Without real innovation in product, distribution or financing, grit alone is usually not enough to succeed in developing economies. Tweet This Quote

If it is truly a market, ask yourself if it is big enough. Most investors want to see market sizes that are at least hundreds of millions USD and more often one billion plus. Do you know that the market is $7 billion or are you just citing a McKinsey report? Experienced founders know that the best way to market size is to build your assumptions from ground-level data. Triangulating with research reports is fine, but telling an investor, “we’ll be worth $100 million if we can just get ten percent market share,” shows you haven’t done the work.

The reason market matters so much is because in an attractive market, often the harder you work, the luckier you get. In a market that is small or has slow growth and low margins, the harder you work the more frustrated you become at the slow rate of progress, and ultimately the limited prospects for achieving scale.

The best markets tend to be ones that begin as small, high growth niches your can dominate, enabled by some fundamental change in technology or regulation that will affect millions of people over time. A new company that gains a first-mover advantage and builds a defensible model grows with the market as it shifts from early adopter to early majority. This is where Silicon Valley loves to play. But new developments in emerging markets (Android adoption, cheap data plans, policy changes, etc.) can also create these enabling environments for high growth niches that become large segments. The teams that understand and take advantage of these changes are the ones most likely to receive a range of investment offers, including one from us.
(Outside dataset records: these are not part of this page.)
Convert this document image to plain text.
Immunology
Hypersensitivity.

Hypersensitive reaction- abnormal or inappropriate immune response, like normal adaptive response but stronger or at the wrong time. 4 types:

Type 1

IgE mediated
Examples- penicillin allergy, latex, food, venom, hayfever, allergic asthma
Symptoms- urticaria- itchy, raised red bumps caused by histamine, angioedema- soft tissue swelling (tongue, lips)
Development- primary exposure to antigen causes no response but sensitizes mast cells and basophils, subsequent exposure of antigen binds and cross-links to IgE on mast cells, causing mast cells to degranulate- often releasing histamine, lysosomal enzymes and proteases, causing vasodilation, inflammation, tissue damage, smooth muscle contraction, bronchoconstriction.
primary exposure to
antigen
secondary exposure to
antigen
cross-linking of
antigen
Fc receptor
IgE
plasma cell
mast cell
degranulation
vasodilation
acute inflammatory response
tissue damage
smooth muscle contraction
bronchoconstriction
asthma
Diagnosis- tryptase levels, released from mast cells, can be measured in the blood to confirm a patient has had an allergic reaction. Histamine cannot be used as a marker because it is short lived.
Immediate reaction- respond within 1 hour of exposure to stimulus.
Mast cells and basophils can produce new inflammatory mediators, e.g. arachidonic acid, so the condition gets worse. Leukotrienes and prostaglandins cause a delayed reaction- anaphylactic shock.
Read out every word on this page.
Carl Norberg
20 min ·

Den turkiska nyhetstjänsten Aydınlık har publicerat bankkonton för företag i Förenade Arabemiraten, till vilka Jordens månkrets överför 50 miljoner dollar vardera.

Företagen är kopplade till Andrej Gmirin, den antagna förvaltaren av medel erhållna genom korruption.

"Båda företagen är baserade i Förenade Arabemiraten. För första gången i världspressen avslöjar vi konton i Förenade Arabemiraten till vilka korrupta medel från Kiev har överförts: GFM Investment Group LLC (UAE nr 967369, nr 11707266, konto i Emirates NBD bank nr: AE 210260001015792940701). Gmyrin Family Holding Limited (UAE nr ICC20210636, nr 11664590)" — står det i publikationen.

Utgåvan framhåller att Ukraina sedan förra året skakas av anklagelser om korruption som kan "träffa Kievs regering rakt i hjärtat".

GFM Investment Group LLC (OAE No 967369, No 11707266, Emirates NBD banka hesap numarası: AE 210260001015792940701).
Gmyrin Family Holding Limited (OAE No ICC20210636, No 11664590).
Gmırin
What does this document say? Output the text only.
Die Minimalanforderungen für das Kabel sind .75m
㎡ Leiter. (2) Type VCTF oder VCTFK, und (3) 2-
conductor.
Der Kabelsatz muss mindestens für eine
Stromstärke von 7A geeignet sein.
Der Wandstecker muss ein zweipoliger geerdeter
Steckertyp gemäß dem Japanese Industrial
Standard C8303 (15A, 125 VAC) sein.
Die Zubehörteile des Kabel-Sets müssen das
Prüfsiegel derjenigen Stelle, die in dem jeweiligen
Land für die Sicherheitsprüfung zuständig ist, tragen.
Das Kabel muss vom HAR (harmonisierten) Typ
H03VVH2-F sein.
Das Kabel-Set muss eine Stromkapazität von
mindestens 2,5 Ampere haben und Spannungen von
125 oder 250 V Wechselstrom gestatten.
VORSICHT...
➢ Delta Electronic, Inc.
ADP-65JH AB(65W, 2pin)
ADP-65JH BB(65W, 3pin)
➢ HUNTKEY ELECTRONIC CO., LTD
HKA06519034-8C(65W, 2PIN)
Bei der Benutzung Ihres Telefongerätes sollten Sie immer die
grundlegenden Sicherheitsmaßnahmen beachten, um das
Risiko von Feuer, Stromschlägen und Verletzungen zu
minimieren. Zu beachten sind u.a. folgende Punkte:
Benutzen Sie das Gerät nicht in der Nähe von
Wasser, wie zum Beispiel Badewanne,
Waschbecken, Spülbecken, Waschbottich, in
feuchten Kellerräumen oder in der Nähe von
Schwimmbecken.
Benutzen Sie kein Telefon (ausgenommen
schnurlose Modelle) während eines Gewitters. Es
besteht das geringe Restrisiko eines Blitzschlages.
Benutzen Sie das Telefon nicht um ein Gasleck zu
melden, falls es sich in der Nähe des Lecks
When a great team meets a great market, something special happens. Tweet This Quote

One of my favorite pieces of venture wisdom comes from Andy Rachleff, formerly of Benchmark Capital, who concisely described both how hard it is to overcome market forces that are set against you, but also how the right people and the right market forces can combine to produce phenomenal outcomes.

Rachleff puts it this way: “When a great team meets a lousy market, market wins. When a lousy team meets a great market, market wins. When a great team meets a great market, something special happens.”